On Sunday night, HBO in the US aired a new episode of Last Week Tonight with John Oliver. The second half of the show was a long explanation/opinion piece from Oliver about what Brexit is (this is a show aimed at Americans after all), and was essentially a 15 minute piece imploring Britain to Vote Remain. It’s very good and hits the nail on the head.
On Monday morning the HBO had posted the full 15 minutes on YouTube.
In fact some of the videos from Last Week Tonight put on YouTube are blocked in the UK by the uploader – i.e. HBO. But this one wasn’t. The reason is almost certainly because Sky Atlantic has the rights to the show in the UK, and Sky prefers to limit access to clips from the show to its own subscribers.
But in this instance, UK viewers could watch — almost certainly because Oliver and his producers knew that the piece wouldn’t be broadcastable in the UK until the Brexit referendum had finished.
I noticed quite early on Monday that the piece was unbroadcastable under UK election guidelines, and later on Monday, Sky Atlantic pulled its planned broadcast from Monday night when new episodes of the show usually air. Sky Atlantic will instead broadcast the show on Thursday after polls close.
Now if you were to believe a certain section of the “Twittersphere” this is because Sky is owned by Rupert Murdoch, and his papers in particular are rampantly “Leave.”
But the truth is that Sky Atlantic couldn’t have shown the programme whether or not they had wanted to (Murdoch doesn’t fully own Sky either, although he certainly exercises a lot of control).
In the UK we have strict rules about impartiality in the run-up to an election or referendum. The UK regulator Ofcom, publishes a Broadcast Code which all UK commercial broadcasters have to adhere to (The BBC also adheres to some parts of the code).

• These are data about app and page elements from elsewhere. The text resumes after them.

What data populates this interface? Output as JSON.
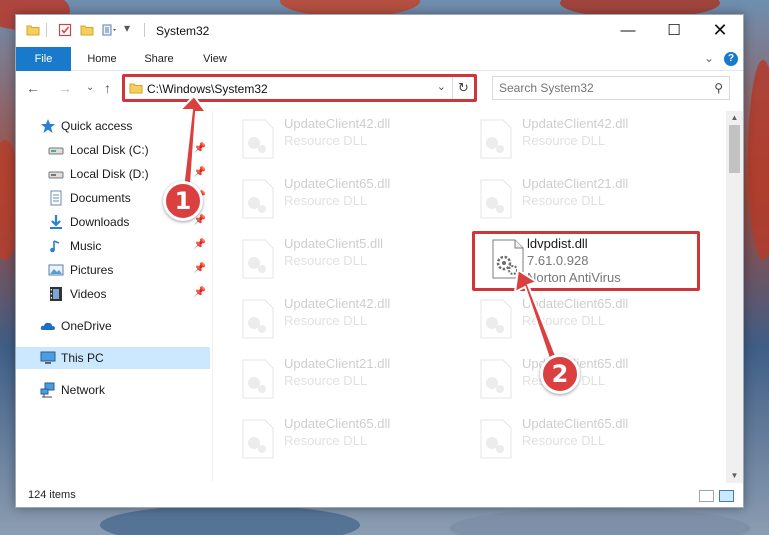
{
  "window": {
    "title": "System32"
  },
  "ribbon": {
    "tabs": [
      "File",
      "Home",
      "Share",
      "View"
    ]
  },
  "address": {
    "path": "C:\\Windows\\System32"
  },
  "search": {
    "placeholder": "Search System32"
  },
  "sidebar": {
    "items": [
      {
        "label": "Quick access",
        "icon": "star-icon"
      },
      {
        "label": "Local Disk (C:)",
        "icon": "drive-icon",
        "pinned": true
      },
      {
        "label": "Local Disk (D:)",
        "icon": "drive-icon",
        "pinned": true
      },
      {
        "label": "Documents",
        "icon": "documents-icon",
        "pinned": true
      },
      {
        "label": "Downloads",
        "icon": "download-icon",
        "pinned": true
      },
      {
        "label": "Music",
        "icon": "music-icon",
        "pinned": true
      },
      {
        "label": "Pictures",
        "icon": "pictures-icon",
        "pinned": true
      },
      {
        "label": "Videos",
        "icon": "videos-icon",
        "pinned": true
      },
      {
        "label": "OneDrive",
        "icon": "cloud-icon"
      },
      {
        "label": "This PC",
        "icon": "computer-icon",
        "selected": true
      },
      {
        "label": "Network",
        "icon": "network-icon"
      }
    ]
  },
  "files": [
    {
      "name": "UpdateClient42.dll",
      "desc": "Resource DLL"
    },
    {
      "name": "UpdateClient42.dll",
      "desc": "Resource DLL"
    },
    {
      "name": "UpdateClient65.dll",
      "desc": "Resource DLL"
    },
    {
      "name": "UpdateClient21.dll",
      "desc": "Resource DLL"
    },
    {
      "name": "UpdateClient5.dll",
      "desc": "Resource DLL"
    },
    {
      "name": "ldvpdist.dll",
      "desc": "7.61.0.928",
      "desc2": "Norton AntiVirus",
      "highlighted": true
    },
    {
      "name": "UpdateClient42.dll",
      "desc": "Resource DLL"
    },
    {
      "name": "UpdateClient65.dll",
      "desc": "Resource DLL"
    },
    {
      "name": "UpdateClient21.dll",
      "desc": "Resource DLL"
    },
    {
      "name": "UpdateClient65.dll",
      "desc": "Resource DLL"
    },
    {
      "name": "UpdateClient65.dll",
      "desc": "Resource DLL"
    },
    {
      "name": "UpdateClient65.dll",
      "desc": "Resource DLL"
    }
  ],
  "status": {
    "count": "124 items"
  },
  "annotations": {
    "badge1": "1",
    "badge2": "2"
  },
  "colors": {
    "accent": "#1979ca",
    "highlight": "#d0353a",
    "selected": "#cce8ff"
  }
}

Section Six of the code deals with Elections and Referendums, and is based on UK law:
Relevant legislation includes, in particular, sections 319(2)(c) and 320 of the Communications Act 2003, and Article 10 of the European Convention on Human Rights. Broadcasters should also have regard to relevant sections of the Representation of the People Act 1983 (as amended) (“RPA”) – see in particular sections 66A, 92 and 93 (which is amended by section 144 of the Political Parties, Elections and Referendums Act 2000).
Ofcom told broadcasters earlier this year that the “referendum period” would run from 15 April 2016 until 10pm 23 June 2016.

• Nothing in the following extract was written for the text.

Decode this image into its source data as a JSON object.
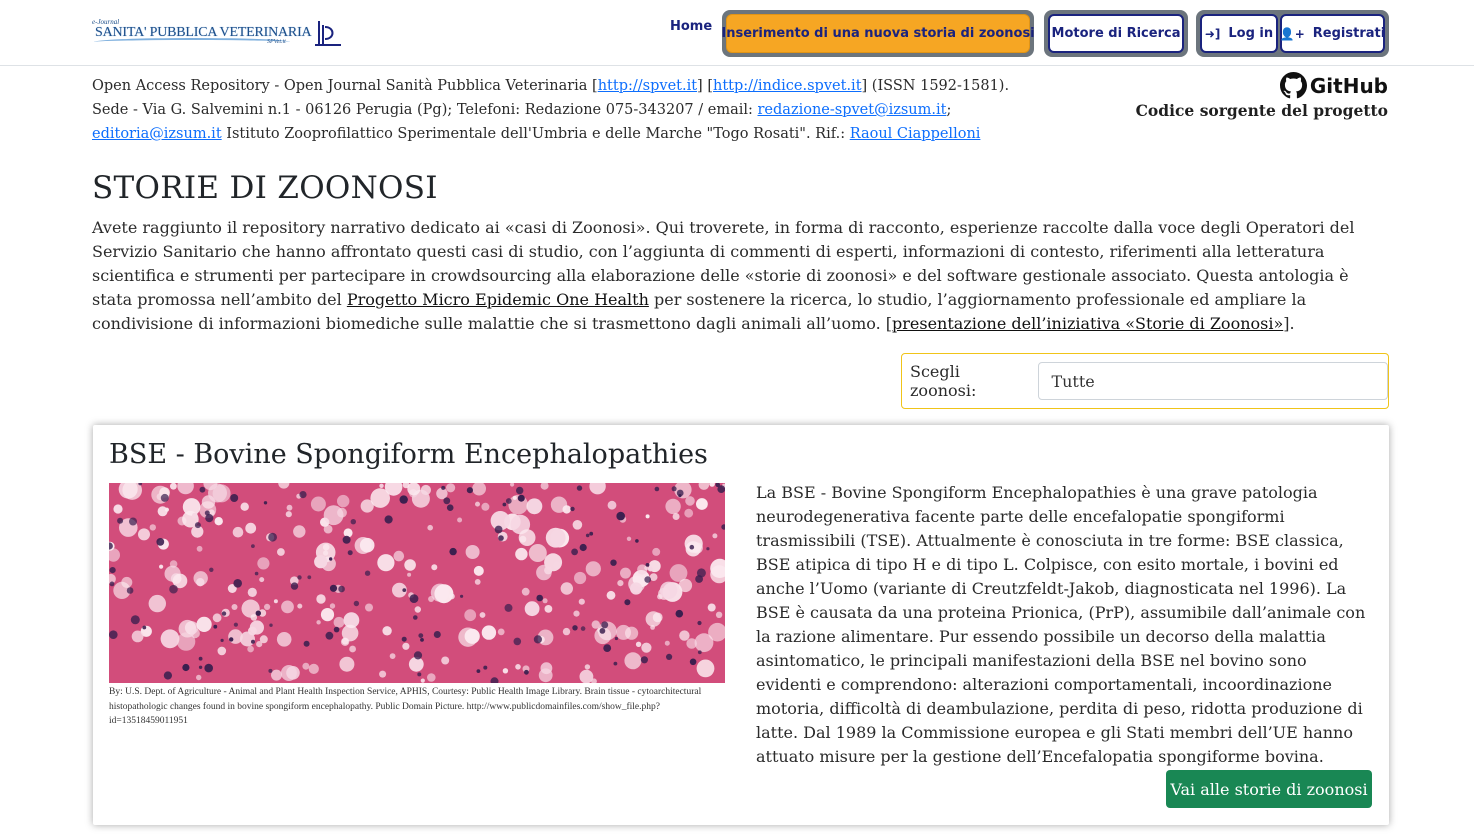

Rule 6.3 is critical during this time:
Due weight must be given to designated organisations in coverage during the referendum period. Broadcasters must also consider giving appropriate coverage to other permitted participants with significant views and perspectives.
It’s pretty clear that Sky Atlantic wouldn’t have been able to balance John Oliver’s piece appropriately, and so, they postponed the episode until after the election.
Topical comedy programmes are always tricky during election periods, and it’s notable that the current run of Have I Got News For You has been interrupted until after the referendum now. You can broadcast topical comedy, but you have to have “balance” in your comedy too.
What if Sky had broadcast the programme anyway? What could have happened?
Well Ofcom regularly finds broadcasters in breach of it’s code. Only this week the Discovery owned Quest (and Quest+1) channel was found to have breached several rules when they broadcast a post-watershed programme, complete with multiple swearwords, in an early-morning pre-watershed slot.
In this instance, the finding was simply a rap on the knuckles (Discovery was extremely apologetic, and put in place new compliance procedures to ensure that the mistake was not repeated), but no further sanction. Broadcasters who repeatedly breach rules can face fines or in extreme cases, have their broadcast licences revoked. In essence they can be shut down. This is rare, and for the most part has only happened to adult channels who have repeatedly breached rules. But a multi-billion pound broadcaster like Sky, reporting to shareholders, cannot possibly risk the loss of its licence.
You can be certain that Ofcom and potentially the Crown Prosecution Service would take greater exception to rules surrounding elections and referendums being broken by a large broadcaster. The Representation of the People Act would potentially leave senior people at an infringing broadcaster personally responsible for illegal actions, and subject to being prosecuted under the law.
Indeed, here’s what Ofcom published with respect to a much smaller local election recently:
Ofcom will consider any breach arising from election-related programming to be potentially serious, and will consider taking regulatory action, as appropriate, in such cases, including considering the imposition of a statutory sanction. (i.e. the removal of a broadcast licence.)
Furthermore, the fine that Ofcom can choose to impose can be informed by that company’s turnover. Sky’s 2015 turnover was around £11.3bn.
Since broadcasting the Oliver piece without “balance” would be deemed quite deliberate by Sky, the cumulative fine, risk to broadcast licence and the potential for personal prosecution means that there was no way Sky was ever going to broadcast it.
It’s not a conspiracy — just the law.
Note: I’m not a lawyer, and these are just my interpretation of the rules as I understand them.